Ante la broma del duque, el archiduque solo sonrió inexplicablemente.

"Dígame con qué propósito buscó a Su Majestad".

"Asi que… … .”

El duque, que intentaba hablar con él sin pensar, se sintió incómodo y cerró la boca. Era un gran pecado anticipar los documentos que debían enviarse al emperador, pero el Archiduque no dudó. Era la primera vez que se dominaba abiertamente de esta manera, a pesar de que estaba actuando como un emperador real. Tal vez sea una represalia menor por recibir una bofetada en la cara.

Pero cuando vi las marcas de los clavos en su mejilla, de repente me di cuenta de que no quería hacer lo que él quería. Fue por el rostro pequeño y pálido que resistía desesperadamente entre los nobles como lobos.

El duque la ha visto desde que el emperador era joven. Ella nunca fue el tipo de persona que fruncía el ceño a nadie por nada. No, no funcionó.

¿Cómo hizo enojar el Gran Duque al emperador?

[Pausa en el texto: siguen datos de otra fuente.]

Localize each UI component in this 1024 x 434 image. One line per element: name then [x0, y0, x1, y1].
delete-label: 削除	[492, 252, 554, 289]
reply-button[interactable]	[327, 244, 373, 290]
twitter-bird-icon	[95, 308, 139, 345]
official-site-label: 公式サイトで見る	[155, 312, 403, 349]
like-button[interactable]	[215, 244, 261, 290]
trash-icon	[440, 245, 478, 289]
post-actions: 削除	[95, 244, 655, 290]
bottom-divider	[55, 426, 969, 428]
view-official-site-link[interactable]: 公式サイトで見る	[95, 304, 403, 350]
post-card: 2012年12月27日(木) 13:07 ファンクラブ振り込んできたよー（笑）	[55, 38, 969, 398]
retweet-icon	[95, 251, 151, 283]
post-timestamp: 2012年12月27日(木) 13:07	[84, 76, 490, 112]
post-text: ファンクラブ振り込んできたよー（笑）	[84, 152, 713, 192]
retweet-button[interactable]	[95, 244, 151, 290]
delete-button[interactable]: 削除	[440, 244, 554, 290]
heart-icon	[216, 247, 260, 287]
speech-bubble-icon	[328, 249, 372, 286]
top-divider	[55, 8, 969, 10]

“No creo que sea algo de lo que podamos hablar de pie. Sería bueno tener noticias de Su Majestad más tarde.”

Los brillantes ojos rojos del archiduque miraron directamente al pavo real. El duque se arrepintió inmediatamente de su respuesta impulsiva. Era cien veces mejor fingir completamente con el Emperador para hacer cosas que volarían fuera de los ojos del Gran Duque.

El Duque pensó que el Archiduque se enfadaría. Debe haber sido que ya se había peleado con el emperador y se volvió sensible.

"okey. Estaba fuera de tema.

Sorprendentemente, el Archiduque admitió dócilmente su error. En un tono tranquilo sin signos de disgusto, el Duque sintió como si me hubiera convertido en un mal tipo. El asistente del emperador intervino entre los dos que se miraban torpemente.

"Su Majestad, se ha concedido el permiso de Su Majestad para asistir".

El Gran Duque, que había estado tranquilo a pesar de la negativa del Duque, de repente frunció el ceño ligeramente.

"Entonces discúlpame".

Antes de que el Archiduque pudiera decir algo, el Duque pasó corriendo junto a él y entró en la oficina del Emperador.